Taiwan Semiconductor will begin volume production at the plant in Taichung, central Taiwan, in 2012, with equipment to be moved in from April next year, the company said in a statement. The initial annual capacity of 200 megawatts will be increased in the second phase to 700 megawatts, and the facility will eventually employ 2,000 people, it said.
The company, which makes chips for Qualcomm Inc. and Texas Instruments Inc., is developing solar energy and light-emitting diodes to supplement growth from semiconductors. Global solar capacity demand will climb 23 percent annually to 2015, as the company targets long-term annual revenue growth of 10 percent.
Revenue and pre-tax profit will climb more than 40 percent this year and at least 10 percent next year as the company outgrows the global chip market, Chang said.
Global chip industry sales will expand 30 percent this year and 5 percent next year, Chang said. The company’s 10 percent long-term annual growth target compares with Chang’s earlier forecast for a 7 percent annual industrywide expansion.
TSMC fell 1 percent to NT$60.60 at 1:06 p.m. in Taipei.
Taiwan Semiconductor announced in June it would buy 21 percent of San Jose-based Stion Corp. for $50 million to develop and manufacture a thin-film solar technology called copper indium gallium selenide technology, or CIGS.
Some types of thin-film solar cells can produce electricity up to 20 percent cheaper then silicon-based cells, according to estimates from Bloomberg New Energy Finance.
Taiwan Semiconductor’s CIGS modules currently convert 12 percent of solar energy into electricity, and aims to raise that to 16 percent in five years, said Rick Tsai, president of new businesses.
Spending at the company will reach a record $5.9 billion this year as it boosts capacity and improves technology in anticipation of higher demand for chips used in phones, electronics devices and computers, Chang said, reiterating an earlier forecast.

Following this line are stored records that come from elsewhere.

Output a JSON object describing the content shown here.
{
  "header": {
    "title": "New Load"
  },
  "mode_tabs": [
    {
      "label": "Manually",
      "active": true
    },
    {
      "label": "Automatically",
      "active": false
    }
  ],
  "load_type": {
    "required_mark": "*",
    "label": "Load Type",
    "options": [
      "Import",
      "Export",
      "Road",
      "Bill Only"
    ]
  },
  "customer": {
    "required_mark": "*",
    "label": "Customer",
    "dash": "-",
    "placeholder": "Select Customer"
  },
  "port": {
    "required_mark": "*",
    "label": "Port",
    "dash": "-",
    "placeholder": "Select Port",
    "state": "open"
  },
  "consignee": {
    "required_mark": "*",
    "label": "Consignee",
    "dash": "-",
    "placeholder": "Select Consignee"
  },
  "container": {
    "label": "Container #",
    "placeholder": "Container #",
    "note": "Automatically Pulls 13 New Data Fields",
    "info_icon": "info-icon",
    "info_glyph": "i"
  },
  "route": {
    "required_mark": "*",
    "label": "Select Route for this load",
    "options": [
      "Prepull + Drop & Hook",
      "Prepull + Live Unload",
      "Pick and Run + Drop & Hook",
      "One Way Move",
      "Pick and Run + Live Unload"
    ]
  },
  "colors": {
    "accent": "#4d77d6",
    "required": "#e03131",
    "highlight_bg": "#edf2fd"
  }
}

The company will spend an additional NT$300 billion ($9.4 billion) in coming years to build new chip factories in Taichung, Chang said on July 16.
Chang raised his forecast for the global chip market in June, predicting average growth of 7 percent annually from 2011 to 2016, compared with an earlier forecast of 4 percent to 6 percent. Demand will be spurred by developing economies such as China, he said.
Global solar capacity demand will grow an average 23 percent between 2009 and 2015, Tsai said. Demand for solar power using CIGS technology will grow an average 115 percent between this year and 2015, he said.